After nearly 3 months recovering, Robert returned to France via Folkstone on 11/06/1917 arriving in Boulogne the same day.

He would then have marched in to Etaples Camps,  where the next month on 07/07/1917 he was posted to

2nd Battalion Durham Light Infantry, joining the battalion 2 days later.

When the Germans launched their offensive "Operation Michael"  on 21/03/1918, Robert and the 2nd Durham L.I. were in frontline trenches just outside a small village in France called Morchies, (which is north east of the town of Bapaume). The strength of the attack from the Germans forced Robert and his men to give up their position, but Robert rallied his men and  counterattacked the Germans in an action that earnt Robert the Distinguished Conduct Medal.
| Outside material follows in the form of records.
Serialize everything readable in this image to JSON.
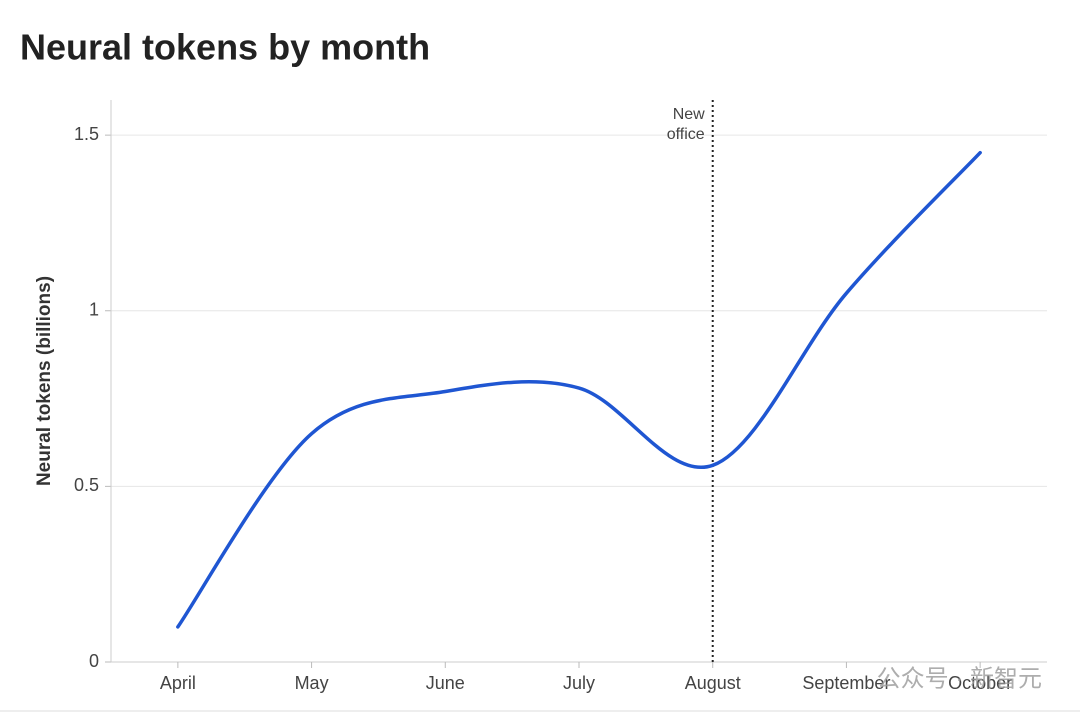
{
  "chart_data": {
    "type": "line",
    "title": "Neural tokens by month",
    "y_label": "Neural tokens (billions)",
    "categories": [
      "April",
      "May",
      "June",
      "July",
      "August",
      "September",
      "October"
    ],
    "series": [
      {
        "name": "Neural tokens",
        "color": "#1f56d2",
        "values": [
          0.1,
          0.65,
          0.77,
          0.78,
          0.56,
          1.05,
          1.45
        ]
      }
    ],
    "ylim": [
      0,
      1.6
    ],
    "yticks": [
      0,
      0.5,
      1,
      1.5
    ],
    "grid": true,
    "annotation": {
      "at": "August",
      "lines": [
        "New",
        "office"
      ]
    },
    "watermark": "公众号 · 新智元"
  }
}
London Gazette – 03/09/1918 page 10278

“For conspicuous gallantry and devotion to duty, when in command of a section. After being driven out of the post by overwhelming odds, he reformed his section and retook it, driving the enemy well back. He showed fine courage and determination”.

On 03/04/1918 Robert moved to Marquise Camp, south west of Ypres.

Sadly 10 days later on 13/04/1918, Robert was killed in action.

He was awarded the 1914-1915 Star,1914-1918 British War and Allied Victory medals.   

 Brothers Charles and Septimus also served in WW1. Charles was Sergeant 1356 1/8th Durham Light Infantry, while Septimus served as Private 22566 Army Cyclist Corps.